Proving Analyticity of Product of Analytic Functions

[MathematicalPhysicist]

i need to prove that if f and and g are analytic functions in (-a,a) then so is fg.

well basically i need to find the radius of convergence of fg, which its coefficient is: $$c_n=\sum_{i=0}^{n} b_i*a_{n-i}$$, by using cauchy hadamard theorom for finding the radius of convergence, and to show that it's not greater than a.
well limsup |c_n|^1/n, then $$c_n=a_0b_n+...+a_nb_0$$
now i think that $$(c_n)^{\frac{1}{n}}<= ((n+1)(\max_{n \in N}(|a_n|,||b_n|))^2)^{1/n}$$
i think this inequality also applies to alternating sequences.
anyway i don't know how bound it below.

 

[MathematicalPhysicist]

wait a minute i think that's enough iv'e shown that the radius cannot be greater than a.
stupid me. (-;

 

[matt grime]

But this isn't true.

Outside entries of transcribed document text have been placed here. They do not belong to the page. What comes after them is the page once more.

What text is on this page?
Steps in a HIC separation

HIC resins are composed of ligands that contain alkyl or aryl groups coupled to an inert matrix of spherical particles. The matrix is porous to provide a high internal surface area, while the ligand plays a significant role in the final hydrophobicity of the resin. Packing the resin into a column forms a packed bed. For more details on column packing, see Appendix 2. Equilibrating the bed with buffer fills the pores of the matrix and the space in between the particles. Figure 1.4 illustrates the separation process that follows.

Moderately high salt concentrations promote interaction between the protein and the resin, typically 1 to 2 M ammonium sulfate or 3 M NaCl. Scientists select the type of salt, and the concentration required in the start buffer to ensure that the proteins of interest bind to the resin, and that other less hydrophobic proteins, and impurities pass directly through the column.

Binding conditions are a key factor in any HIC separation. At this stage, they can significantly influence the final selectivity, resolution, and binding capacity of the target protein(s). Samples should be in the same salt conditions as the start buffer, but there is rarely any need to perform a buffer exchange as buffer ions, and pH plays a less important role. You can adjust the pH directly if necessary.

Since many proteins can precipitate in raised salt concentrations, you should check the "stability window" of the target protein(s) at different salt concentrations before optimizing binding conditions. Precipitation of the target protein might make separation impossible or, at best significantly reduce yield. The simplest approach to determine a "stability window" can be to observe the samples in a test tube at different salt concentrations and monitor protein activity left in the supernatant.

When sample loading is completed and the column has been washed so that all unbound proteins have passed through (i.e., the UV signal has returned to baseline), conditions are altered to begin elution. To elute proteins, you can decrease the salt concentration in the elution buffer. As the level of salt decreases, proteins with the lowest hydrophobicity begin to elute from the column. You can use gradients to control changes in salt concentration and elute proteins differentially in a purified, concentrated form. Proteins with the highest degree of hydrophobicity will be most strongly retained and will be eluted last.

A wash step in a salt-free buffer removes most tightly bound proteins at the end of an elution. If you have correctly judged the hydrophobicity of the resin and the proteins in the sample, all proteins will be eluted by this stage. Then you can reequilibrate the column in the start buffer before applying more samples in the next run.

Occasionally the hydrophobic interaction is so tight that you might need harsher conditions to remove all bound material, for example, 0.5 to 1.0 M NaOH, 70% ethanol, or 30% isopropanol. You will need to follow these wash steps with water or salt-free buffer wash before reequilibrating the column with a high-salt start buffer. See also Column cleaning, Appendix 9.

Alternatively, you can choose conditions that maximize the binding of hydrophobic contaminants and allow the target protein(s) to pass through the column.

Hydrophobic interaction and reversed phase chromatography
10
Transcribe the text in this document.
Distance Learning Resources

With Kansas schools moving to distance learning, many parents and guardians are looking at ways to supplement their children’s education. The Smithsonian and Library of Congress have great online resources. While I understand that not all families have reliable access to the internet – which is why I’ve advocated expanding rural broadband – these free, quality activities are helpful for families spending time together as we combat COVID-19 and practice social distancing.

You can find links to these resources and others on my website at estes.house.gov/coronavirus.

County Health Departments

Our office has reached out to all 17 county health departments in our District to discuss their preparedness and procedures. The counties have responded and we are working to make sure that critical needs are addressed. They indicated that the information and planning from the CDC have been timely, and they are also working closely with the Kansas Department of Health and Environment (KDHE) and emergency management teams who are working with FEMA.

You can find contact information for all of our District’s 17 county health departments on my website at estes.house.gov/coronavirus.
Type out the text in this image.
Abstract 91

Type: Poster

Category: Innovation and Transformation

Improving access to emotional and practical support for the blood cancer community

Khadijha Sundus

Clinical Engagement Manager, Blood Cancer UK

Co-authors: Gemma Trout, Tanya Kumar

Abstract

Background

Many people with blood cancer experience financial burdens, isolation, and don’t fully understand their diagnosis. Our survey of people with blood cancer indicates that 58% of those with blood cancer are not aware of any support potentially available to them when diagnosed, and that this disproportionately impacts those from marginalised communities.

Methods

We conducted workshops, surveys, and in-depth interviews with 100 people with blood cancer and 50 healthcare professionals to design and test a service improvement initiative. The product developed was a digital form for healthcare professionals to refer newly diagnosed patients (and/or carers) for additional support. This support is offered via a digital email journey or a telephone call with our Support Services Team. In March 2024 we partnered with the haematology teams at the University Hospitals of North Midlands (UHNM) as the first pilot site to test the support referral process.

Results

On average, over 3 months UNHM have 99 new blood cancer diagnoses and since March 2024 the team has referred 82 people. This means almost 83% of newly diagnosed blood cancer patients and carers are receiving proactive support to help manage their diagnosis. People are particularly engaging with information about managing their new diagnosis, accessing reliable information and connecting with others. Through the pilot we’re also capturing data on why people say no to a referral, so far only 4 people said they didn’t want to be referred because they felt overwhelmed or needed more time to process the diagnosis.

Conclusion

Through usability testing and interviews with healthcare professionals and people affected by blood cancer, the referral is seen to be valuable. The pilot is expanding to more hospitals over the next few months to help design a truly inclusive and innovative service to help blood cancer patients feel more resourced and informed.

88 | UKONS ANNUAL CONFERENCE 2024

If f is analytic in some region, then gf is analytic in that region if f maps into some region in which g is analytic. And the converse is certainly false.

 

[AKG]

He's talking about the product of f and g, not the composition.

 

[matt grime]

Ah! Now why didn't I think of that? (Suggestions not necessary.)

 

[MathematicalPhysicist]

yes I am talking of the prodcut.
anyway, i think this appraoch of mine isn't correct.
i think that bassically in order to prove it you need to use here cauchy's product.
i.e if two partial sums f_n and g_n converges absolutely then also their cauchy's product converges absolutely.
bassically here we assume that both g and f converges in 0<r<a, in [-r,r] they converge absolutely so also their cauchy product converges absolutely at [-r,r].
is this better than my other obvoiusly faulty answer?